First, the synergistic interaction of the laser and the electric arc is not well understood in terms of the following phenomena: the electric arc preheats the base metal that enhances the absorption of the laser energy by the target metal; the electric arc dilutes the laser induced plasma and hence reduces the ability of the plasma to absorb and reflect the laser energy; the laser beam stabilises the electric arc; the laser induced metal vapour and plasma distort the electric arc structure; and the synergistic interaction of laser–arc changes the energy transfer and hence the welding process.
Second, the laser beam and the laser induced metal vapour significantly influence the features of metal transfer, but the underlying physics is still unclear. The transient arc plasma and droplet generation were ignored, and/or the droplets were assumed to impinge into the weld pool at a fixed size and frequency in the existing models, which fail to couple the generation of arc plasma, droplet formation, detachment and transfer during the hybrid welding.
Third, the effects of shielding gas, including its composition, flow rate and injecting direction, are still unclear. The shielding gas has significant influences on the plasma formation, the arc stability and hence the weld quality in the hybrid welding, which depend on the intrinsic properties of shielding gas. However, the effects of shielding gas in the hybrid welding are contradictory in some functions for the individual welding process, which requires further research to reduce the plasma shielding effect for the laser and also enhance the electric arc stability.
Finally, a real united model of hybrid laser–GMA welding will need an excess computation time. Therefore, more advanced computer technology and a more time efficient computation method are required.
Summary
In summary, the advantages of hybrid laser–GMA welding over LBW alone include higher process stability, higher bridgeability, less porosity and cracking and greater flexibility. The advantages of the hybrid welding over GMAW include higher welding speeds, deeper penetration, lower thermal input, higher tensile strength and narrower weld seams. To optimise the welding process and obtain the high quality weldments, a fundamental understanding to the complex phenomena in the hybrid welding process is essential.
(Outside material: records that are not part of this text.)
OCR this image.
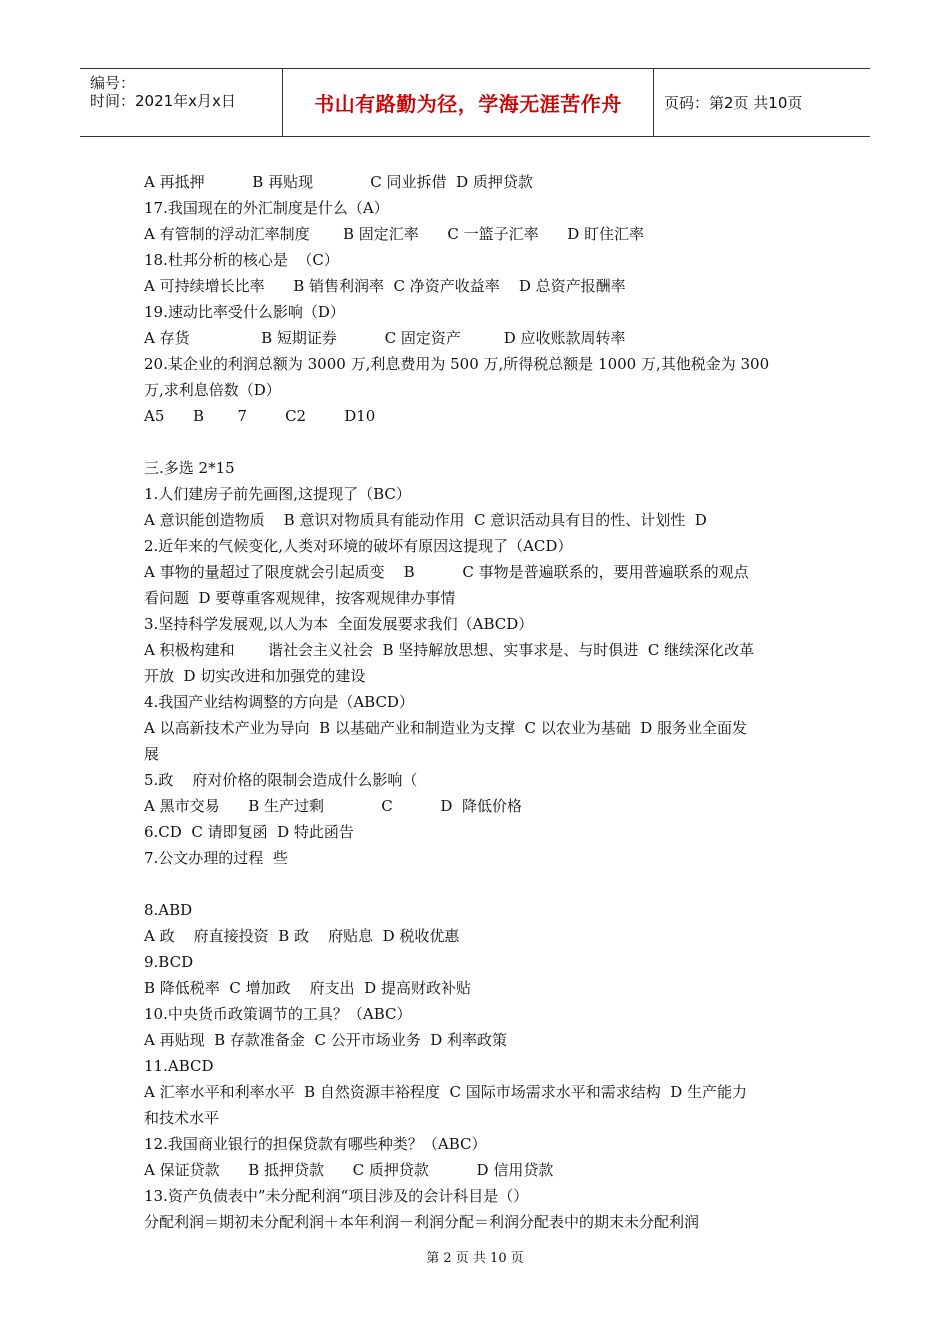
编号：
时间：2021年x月x日	书山有路勤为径，学海无涯苦作舟	页码：第2页 共10页
A 再抵押          B 再贴现            C 同业拆借  D 质押贷款
17.我国现在的外汇制度是什么（A）
A 有管制的浮动汇率制度       B 固定汇率      C 一篮子汇率      D 盯住汇率
18.杜邦分析的核心是  （C）
A 可持续增长比率      B 销售利润率  C 净资产收益率    D 总资产报酬率
19.速动比率受什么影响（D）
A 存货               B 短期证券          C 固定资产         D 应收账款周转率
20.某企业的利润总额为 3000 万,利息费用为 500 万,所得税总额是 1000 万,其他税金为 300
万,求利息倍数（D）
A5      B       7        C2        D10
三.多选 2*15
1.人们建房子前先画图,这提现了（BC）
A 意识能创造物质    B 意识对物质具有能动作用  C 意识活动具有目的性、计划性  D
2.近年来的气候变化,人类对环境的破坏有原因这提现了（ACD）
A 事物的量超过了限度就会引起质变    B          C 事物是普遍联系的，要用普遍联系的观点
看问题  D 要尊重客观规律，按客观规律办事情
3.坚持科学发展观,以人为本  全面发展要求我们（ABCD）
A 积极构建和       谐社会主义社会  B 坚持解放思想、实事求是、与时俱进  C 继续深化改革
开放  D 切实改进和加强党的建设
4.我国产业结构调整的方向是（ABCD）
A 以高新技术产业为导向  B 以基础产业和制造业为支撑  C 以农业为基础  D 服务业全面发
展
5.政    府对价格的限制会造成什么影响（
A 黑市交易      B 生产过剩            C          D  降低价格
6.CD  C 请即复函  D 特此函告
7.公文办理的过程  些
8.ABD
A 政    府直接投资  B 政    府贴息  D 税收优惠
9.BCD
B 降低税率  C 增加政    府支出  D 提高财政补贴
10.中央货币政策调节的工具？（ABC）
A 再贴现  B 存款准备金  C 公开市场业务  D 利率政策
11.ABCD
A 汇率水平和利率水平  B 自然资源丰裕程度  C 国际市场需求水平和需求结构  D 生产能力
和技术水平
12.我国商业银行的担保贷款有哪些种类？（ABC）
A 保证贷款      B 抵押贷款      C 质押贷款          D 信用贷款
13.资产负债表中”未分配利润“项目涉及的会计科目是（）
分配利润＝期初未分配利润＋本年利润－利润分配＝利润分配表中的期末未分配利润
第 2 页 共 10 页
Since the trial and error method is time consuming and costly, the numerical technique is an important method that can provide detailed information for improving the process.
So far, limited efforts have been performed to simulate and understand the hybrid laser–GMA welding process. The existing models are far from the full solutions to the hybrid process, and many important questions related to modelling of the hybrid welding are still unanswered, including the synergistic interaction of laser–arc, the features of metal transfer, the behaviours of shielding gas and the advanced numerical methods. Hence, there are many challenges for modelling of hybrid laser–GMA welding. Apparently, further work is required to understand and tackle the hybrid welding process more efficiently in the future. By combining numerical simulations and experiments, the key operating parameters can be determined and optimised. This is of great significance for the innovation in the metal joining technique and the advancement in producing high quality weldments.